You Sir are 100% correct.

RC said...

I listened to the recording and 5912 comes through pretty clearly considering that the pilot was probably wearing a pressure O2 mask. (It's not that easy to talk clearly into one of those things). Furthermore a crew in that situation has lot more to do than to just talk to ATC. Controllers need to realize this.

elpelso said...

Oh Don, I feel like this sometimes, at our Air Traffic Control Facility. Both the young turks who can't possibly have something go south on them, because they're invincible, and the older hands who are too cool for their own good use phraseology that makes me wince... Things like saying 'my bad' to a crew when the pilots point out the error of the atco's ways, or transferring aircraft to the next sector/center simply by saying 'contact on 1xx.xxx' without ever using the next station's radio call sign.

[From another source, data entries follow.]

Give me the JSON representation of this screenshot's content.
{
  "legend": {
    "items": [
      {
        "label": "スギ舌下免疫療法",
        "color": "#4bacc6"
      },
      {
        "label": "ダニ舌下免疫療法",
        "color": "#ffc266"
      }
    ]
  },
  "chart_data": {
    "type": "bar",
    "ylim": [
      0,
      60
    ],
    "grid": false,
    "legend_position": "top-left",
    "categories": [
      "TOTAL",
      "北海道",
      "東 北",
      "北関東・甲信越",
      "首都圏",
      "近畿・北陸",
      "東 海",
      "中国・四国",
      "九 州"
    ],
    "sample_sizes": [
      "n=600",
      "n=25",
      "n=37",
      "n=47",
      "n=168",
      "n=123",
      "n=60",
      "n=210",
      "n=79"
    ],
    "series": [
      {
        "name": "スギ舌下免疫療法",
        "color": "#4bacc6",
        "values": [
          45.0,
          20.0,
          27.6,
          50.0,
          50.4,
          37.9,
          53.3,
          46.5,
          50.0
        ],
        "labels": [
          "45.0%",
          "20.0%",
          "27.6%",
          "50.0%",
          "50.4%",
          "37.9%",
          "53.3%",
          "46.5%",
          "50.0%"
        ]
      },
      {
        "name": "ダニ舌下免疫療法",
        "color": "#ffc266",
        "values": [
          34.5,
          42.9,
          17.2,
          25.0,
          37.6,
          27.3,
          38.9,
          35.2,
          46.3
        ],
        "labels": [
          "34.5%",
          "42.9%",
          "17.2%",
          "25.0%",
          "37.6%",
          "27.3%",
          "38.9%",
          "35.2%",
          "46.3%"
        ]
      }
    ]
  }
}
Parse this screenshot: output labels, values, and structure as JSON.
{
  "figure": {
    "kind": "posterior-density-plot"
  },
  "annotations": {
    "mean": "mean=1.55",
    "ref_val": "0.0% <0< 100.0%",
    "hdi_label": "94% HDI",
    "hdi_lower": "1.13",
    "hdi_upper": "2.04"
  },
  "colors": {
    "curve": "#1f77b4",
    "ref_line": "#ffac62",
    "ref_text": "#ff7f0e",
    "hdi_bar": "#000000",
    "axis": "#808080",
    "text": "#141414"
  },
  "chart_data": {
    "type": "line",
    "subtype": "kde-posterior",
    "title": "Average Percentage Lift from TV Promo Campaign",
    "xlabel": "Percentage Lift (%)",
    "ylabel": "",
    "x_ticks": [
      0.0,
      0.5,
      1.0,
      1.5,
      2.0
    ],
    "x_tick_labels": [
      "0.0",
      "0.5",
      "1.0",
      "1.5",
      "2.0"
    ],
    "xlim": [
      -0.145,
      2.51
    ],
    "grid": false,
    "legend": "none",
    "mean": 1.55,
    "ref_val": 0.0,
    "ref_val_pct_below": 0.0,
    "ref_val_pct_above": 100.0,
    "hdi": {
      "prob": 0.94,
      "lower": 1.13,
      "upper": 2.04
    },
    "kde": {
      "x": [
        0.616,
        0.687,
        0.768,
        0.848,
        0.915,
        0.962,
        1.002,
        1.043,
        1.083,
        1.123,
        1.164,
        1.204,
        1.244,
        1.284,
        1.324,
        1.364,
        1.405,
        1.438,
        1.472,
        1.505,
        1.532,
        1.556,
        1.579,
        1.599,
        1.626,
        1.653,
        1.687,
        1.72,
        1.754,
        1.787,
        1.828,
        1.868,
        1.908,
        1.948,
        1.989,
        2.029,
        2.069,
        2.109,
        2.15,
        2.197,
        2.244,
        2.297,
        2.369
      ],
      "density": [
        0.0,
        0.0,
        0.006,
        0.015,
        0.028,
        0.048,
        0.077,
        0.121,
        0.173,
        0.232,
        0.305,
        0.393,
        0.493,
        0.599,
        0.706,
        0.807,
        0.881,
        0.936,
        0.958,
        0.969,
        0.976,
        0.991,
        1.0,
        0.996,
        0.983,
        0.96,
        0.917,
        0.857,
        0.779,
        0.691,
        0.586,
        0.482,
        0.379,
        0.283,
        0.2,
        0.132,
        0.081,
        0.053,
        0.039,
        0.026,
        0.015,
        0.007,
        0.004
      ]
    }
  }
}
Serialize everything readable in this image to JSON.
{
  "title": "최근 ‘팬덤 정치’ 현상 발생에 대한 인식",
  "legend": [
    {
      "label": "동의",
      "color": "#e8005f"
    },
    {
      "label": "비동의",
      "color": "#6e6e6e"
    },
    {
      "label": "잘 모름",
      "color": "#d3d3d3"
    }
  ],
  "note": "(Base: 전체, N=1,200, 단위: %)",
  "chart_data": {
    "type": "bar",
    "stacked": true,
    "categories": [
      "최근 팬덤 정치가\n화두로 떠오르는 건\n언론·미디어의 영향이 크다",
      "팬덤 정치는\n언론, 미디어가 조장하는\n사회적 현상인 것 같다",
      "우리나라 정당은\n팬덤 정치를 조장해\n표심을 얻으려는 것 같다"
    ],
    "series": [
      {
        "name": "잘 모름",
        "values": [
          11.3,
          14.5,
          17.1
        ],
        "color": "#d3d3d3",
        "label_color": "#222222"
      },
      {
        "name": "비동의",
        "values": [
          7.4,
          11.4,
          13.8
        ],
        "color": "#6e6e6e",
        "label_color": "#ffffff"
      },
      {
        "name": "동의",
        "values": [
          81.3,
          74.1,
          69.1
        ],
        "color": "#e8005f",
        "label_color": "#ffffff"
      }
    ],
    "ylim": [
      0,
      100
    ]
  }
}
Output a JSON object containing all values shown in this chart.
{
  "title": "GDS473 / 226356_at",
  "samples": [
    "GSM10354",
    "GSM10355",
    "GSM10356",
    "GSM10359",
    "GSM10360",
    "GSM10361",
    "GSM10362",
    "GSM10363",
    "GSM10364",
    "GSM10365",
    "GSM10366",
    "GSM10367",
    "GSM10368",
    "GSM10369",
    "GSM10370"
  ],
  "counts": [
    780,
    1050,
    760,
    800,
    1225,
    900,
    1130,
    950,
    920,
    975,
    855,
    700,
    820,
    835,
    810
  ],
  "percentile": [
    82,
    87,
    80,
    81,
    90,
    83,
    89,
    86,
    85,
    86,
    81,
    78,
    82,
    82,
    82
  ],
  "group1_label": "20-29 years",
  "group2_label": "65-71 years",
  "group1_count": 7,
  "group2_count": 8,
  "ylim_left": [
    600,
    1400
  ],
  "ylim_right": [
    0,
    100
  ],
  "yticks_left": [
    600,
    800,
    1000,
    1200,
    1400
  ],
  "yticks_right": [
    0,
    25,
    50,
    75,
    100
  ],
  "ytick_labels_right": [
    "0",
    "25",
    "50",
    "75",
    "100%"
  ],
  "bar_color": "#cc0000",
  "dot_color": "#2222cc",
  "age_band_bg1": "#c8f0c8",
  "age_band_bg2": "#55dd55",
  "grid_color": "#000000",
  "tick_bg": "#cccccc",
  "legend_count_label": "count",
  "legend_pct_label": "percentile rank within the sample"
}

I guess it is cooler that way, never mind that it goes against all accumulated wisdom and ICAO standards and recommended practices... Sadly, the pilots up there are increasingly slacking off on their standard phraseology also. I almost find myself profusely congratulating the one crew per day who manages to make a perfect initial call. I am really happy when they use the word flight level or just simply level before stating the digits of their cleared altitude (as in descend to flight level two six zero, and not descend t(w)o six zero). To top it all off, lately, the use of radio call sign has become all too often entirely superfluous. Amongst the 20 aircraft that are routinely occupying the frequency, I am to remember the particular accent of the crew and hope that it was the correct one that answered my instruction... Yes, I know we have a lot of whizz-bang gizmos down in our atc-center, and we can read a lot of what your aircraft most helpfully tells us via Mode S, but that is not an excuse for maintaining good phraseology practice. And, Don, like you, I have had the pleasure of participating in simulator training sessions for airline crew. Correct phraseology and informing ATC as a matter of course were some serious afterthoughts, and rarely corrected. So, errors breed, like a virus. The next guy/gal that comes along thinks that the inappropriate phraseology sounds real cool and slick, and so the world turns... And sometimes the holes in the cheese line up for some unfortunate souls...

Don Brown said...

RC,

"(It's not that easy to talk clearly into one of those things)"

Another reason to use standard phraseology -- *all the time*.

As I used to tell controllers, "It's never a problem -- until it's a problem." I've seen dozens of these things. And right when it counts -- when the chips are down and we need everything to work -- sloppy phraseology *habits* bite us in the butt.